Justice Antonin Scalia, the archest of the high court's
arch-conservatives, chimed in, if only to say that Stevens' federal
"intrusionism" did not go far enough. "Drugs like marijuana are
fungible commodities"; even when "grown at home and possessed for
personal use," it is "never more than an instant from the interstate
market."

Both opinions sound more like economic theory than day-to-day reality.
After all, the medical marijuana market is only a tiny fraction of a
state's overall drug traffic.

That very rational point, among others, was made by Justice Clarence
Thomas, who cut himself loose from his usual tether to Scalia's world
view to raise a clear, compelling and badly needed voice of reason: If
the two California women who are the defendants in this case are
involved in "interstate commerce," he asked, what in these United
States is not "interstate commerce"?

"Respondents Diane Monson and Angel Raich use marijuana that has never
been bought or sold, that has never crossed state lines, and that has
had no demonstrable effect on the national market for marijuana,"
Thomas wrote. "If Congress can regulate this under the commerce
clause, then it can regulate virtually anything--and the federal
government is no longer one of limited and enumerated powers."

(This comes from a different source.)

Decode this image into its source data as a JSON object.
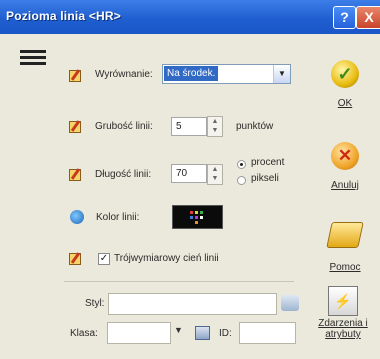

In other words, keep your federal hands out of matters that pertain
only to a particular state and do not infringe on fundamental human
rights.

That human-rights point is particularly significant to those
African-Americans who are old enough to remember when "states' rights"
was offered as a lame excuse to perpetuate racial segregation laws in
the South. The 1954 Brown vs. Board of Education Supreme Court
decision properly overruled states' rights that violate fundamental
human rights. By contrast, Gonzales vs. Raich ironically overrules
states' rights in order to violate a humane right, the right of the
sick to treat their own illness. "Our federalist system, properly
understood, allows California and a growing number of other states to
decide for themselves how to safeguard the health and welfare of their
citizens," Thomas writes. Right on.

The good news in Gonzales vs. Raich is that the high court did not
overturn any of the existing state medicinal marijuana laws. Stevens'
decision also ruled in defiance of Congress and John P. Walters,
director of the White House Office of National Drug Control Policy,
that marijuana does indeed have "therapeutic value." Stevens suggested
that the executive branch might reclassify marijuana for medical
purposes or that Congress might allow "the laboratory of the states"
to decide this matter for themselves.

In fact, Congress is considering two bills, backed mostly by Democrats
and libertarian-leaning Republicans, that could legalize the medicinal
use of marijuana at the federal level.

Congress usually kicks such hot-burning issues as marijuana reform
over to the courts. This time, the courts have kicked it right back.
Congress, as W.C. Fields once said, needs to take the bull by the tail
and face the situation. And the public needs to make itself heard.